Mi sembra di sentire ancora sulla bocca il calore delle sue labbra, il suo inconfondibile sapore di pane rappreso; avverto ancora la voglia di stringerlo a me, di essere accoccolata tra le sue braccia, di sentire il suo corpo addosso al mio, la sua pelle contro la mia.

Ricordo come fosse adesso il momento mentre le sue mani frementi cercavano di scoprire l'intensità del mio desiderio.

Avvampo di vergogna, ma sento viva e piena la voglia d'essere ancora, sempre e solo sua.

Rivivo appieno l'attesa d'essere nuda davanti a lui, di sentire le sue mani intrufolarsi tra la mia biancheria fino a liberarmi d'ogni impedimento.

Vedo il suo sguardo posarsi su di me, entrarmi dentro.

Avverto quasi la sua mano stringersi forte sul mio seno quasi come se la lontananza e il dolore non avessero minimamente scalfito cosa io sia per lui.

Anche adesso, da sola su un divano, mi sento pronta, come lo ero in quella stanza che a lungo abbiamo chiamato la nostra camera da letto.

Sento la mia pelle bruciare dal desiderio, il mio corpo si contorce negli spasimi di una voglia che non può essere soddisfatta.

Chiudo gli occhi e nel ricordo della mia memoria fremo di quegli ultimi istanti insieme.

Insisto in questo ricordo, quasi a punirmi per il desiderio tanto sbagliato quanto irrefrenabile che sento ancora crescere dentro di me.

Devo fermarmi. Voglio soffrire! Ripenso a quando mi ha detto che non era più mio, che c'era un'altra.

Gli occhi chiusi mi proiettano il suo viso che affonda tra le mie mani, mentre gli chiedo un ultimo bacio appassionato.

Mi gira la testa. Immagini e sensazioni si confondo in una danza di piacere.

Sono con lui e lui è in me, voglio soffrire ancora un po', rivivere quel dolcissimo tormento che è l'attesa dell'orgasmo.

Il dolore invece di spegnere in me il desiderio, lo riaccende ancora più forte e lo fa diventare quasi incontenibile.

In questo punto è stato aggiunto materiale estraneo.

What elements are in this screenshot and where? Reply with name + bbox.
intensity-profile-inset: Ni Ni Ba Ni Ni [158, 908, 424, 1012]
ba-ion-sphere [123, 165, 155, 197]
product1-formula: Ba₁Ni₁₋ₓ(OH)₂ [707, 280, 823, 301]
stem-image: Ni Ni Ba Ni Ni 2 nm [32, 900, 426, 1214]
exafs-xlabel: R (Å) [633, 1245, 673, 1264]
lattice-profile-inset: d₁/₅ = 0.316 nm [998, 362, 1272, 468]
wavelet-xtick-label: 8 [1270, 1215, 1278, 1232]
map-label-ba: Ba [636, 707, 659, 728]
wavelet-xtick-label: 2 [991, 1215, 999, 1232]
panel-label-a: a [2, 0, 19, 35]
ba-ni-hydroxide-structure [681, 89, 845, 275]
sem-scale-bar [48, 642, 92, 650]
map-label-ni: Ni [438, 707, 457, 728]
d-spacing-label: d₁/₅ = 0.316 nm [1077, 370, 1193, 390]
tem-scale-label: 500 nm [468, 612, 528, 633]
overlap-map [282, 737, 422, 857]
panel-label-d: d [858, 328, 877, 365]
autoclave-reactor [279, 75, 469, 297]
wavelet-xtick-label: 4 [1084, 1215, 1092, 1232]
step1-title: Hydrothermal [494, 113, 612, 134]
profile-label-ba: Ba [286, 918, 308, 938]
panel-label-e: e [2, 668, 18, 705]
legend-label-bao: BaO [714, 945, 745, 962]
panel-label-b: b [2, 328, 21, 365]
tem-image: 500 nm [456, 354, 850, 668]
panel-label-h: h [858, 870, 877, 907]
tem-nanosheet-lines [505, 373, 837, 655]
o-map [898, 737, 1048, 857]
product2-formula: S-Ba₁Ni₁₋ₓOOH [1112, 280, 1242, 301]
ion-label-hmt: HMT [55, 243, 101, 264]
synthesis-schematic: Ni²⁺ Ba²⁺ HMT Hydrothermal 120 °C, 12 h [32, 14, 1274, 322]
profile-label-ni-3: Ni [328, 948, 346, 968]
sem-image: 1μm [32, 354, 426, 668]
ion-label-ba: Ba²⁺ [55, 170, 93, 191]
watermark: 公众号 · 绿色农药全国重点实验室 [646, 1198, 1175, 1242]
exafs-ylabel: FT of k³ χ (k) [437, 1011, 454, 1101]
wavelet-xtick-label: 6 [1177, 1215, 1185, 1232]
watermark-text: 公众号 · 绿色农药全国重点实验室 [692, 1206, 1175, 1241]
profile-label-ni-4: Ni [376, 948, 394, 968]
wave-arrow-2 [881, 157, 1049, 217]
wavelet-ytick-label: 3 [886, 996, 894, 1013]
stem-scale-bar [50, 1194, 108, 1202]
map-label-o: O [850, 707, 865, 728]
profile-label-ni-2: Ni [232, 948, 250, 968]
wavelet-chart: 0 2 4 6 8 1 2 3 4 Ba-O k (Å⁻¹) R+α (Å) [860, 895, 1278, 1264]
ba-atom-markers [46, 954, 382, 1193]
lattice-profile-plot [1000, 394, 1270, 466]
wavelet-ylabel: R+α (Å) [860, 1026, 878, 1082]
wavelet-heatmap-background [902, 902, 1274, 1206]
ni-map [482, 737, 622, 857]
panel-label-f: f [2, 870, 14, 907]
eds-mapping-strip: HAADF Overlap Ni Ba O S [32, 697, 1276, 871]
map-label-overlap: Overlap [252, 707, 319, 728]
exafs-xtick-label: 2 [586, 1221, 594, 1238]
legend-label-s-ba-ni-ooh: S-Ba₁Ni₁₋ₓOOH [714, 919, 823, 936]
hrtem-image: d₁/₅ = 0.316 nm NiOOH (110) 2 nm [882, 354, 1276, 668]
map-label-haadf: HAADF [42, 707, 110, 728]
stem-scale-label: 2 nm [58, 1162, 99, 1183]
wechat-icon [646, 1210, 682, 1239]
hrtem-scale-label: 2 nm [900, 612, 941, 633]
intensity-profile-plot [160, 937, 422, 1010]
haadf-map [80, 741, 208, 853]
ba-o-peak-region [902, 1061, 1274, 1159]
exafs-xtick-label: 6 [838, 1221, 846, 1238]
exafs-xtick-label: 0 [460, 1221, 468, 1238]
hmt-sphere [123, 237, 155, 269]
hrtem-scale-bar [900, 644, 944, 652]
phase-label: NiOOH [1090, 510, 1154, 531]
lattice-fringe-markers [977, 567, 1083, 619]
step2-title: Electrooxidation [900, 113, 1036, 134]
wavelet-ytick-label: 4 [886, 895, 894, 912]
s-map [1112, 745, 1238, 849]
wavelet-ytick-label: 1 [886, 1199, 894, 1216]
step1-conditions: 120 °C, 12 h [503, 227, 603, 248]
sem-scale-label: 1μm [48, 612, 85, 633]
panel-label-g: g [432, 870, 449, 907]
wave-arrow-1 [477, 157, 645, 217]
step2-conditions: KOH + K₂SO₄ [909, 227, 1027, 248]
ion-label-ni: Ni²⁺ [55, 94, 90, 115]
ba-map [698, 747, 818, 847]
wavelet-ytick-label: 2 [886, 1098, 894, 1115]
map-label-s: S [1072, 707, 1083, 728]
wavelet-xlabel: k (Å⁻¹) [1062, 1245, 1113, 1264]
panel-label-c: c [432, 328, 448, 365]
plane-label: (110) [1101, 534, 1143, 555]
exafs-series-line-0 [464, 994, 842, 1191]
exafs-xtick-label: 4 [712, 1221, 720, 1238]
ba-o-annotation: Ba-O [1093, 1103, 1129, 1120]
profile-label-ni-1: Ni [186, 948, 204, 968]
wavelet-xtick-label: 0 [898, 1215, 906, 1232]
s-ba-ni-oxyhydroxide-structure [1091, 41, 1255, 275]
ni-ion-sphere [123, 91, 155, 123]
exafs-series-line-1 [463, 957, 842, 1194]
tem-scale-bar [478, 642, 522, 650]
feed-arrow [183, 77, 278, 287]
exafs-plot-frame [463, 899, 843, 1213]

Richiudo gli occhi, mi rituffo nei ricordi.

Mi dico è un sogno. Mi ripeto è stato solo un sogno!

Riapro gli occhi. So che non c'è, ma so anche che in qualche modo, seppur distante col corpo e con la mente, avverte ancora il mio desiderio, la mia voglia di appartenergli ancora e per sempre.

So che tutto ciò mi rende debole, ma so che rende debole anche lui, che ormai è di un'altra.

Lo amo. Lo amo da spezzare il fiato. Lo amo sopra ogni cosa, anche me stessa.

Squilla il telefono e riemergo dai miei vaneggiamenti. Chissà perché, so già che non è lui.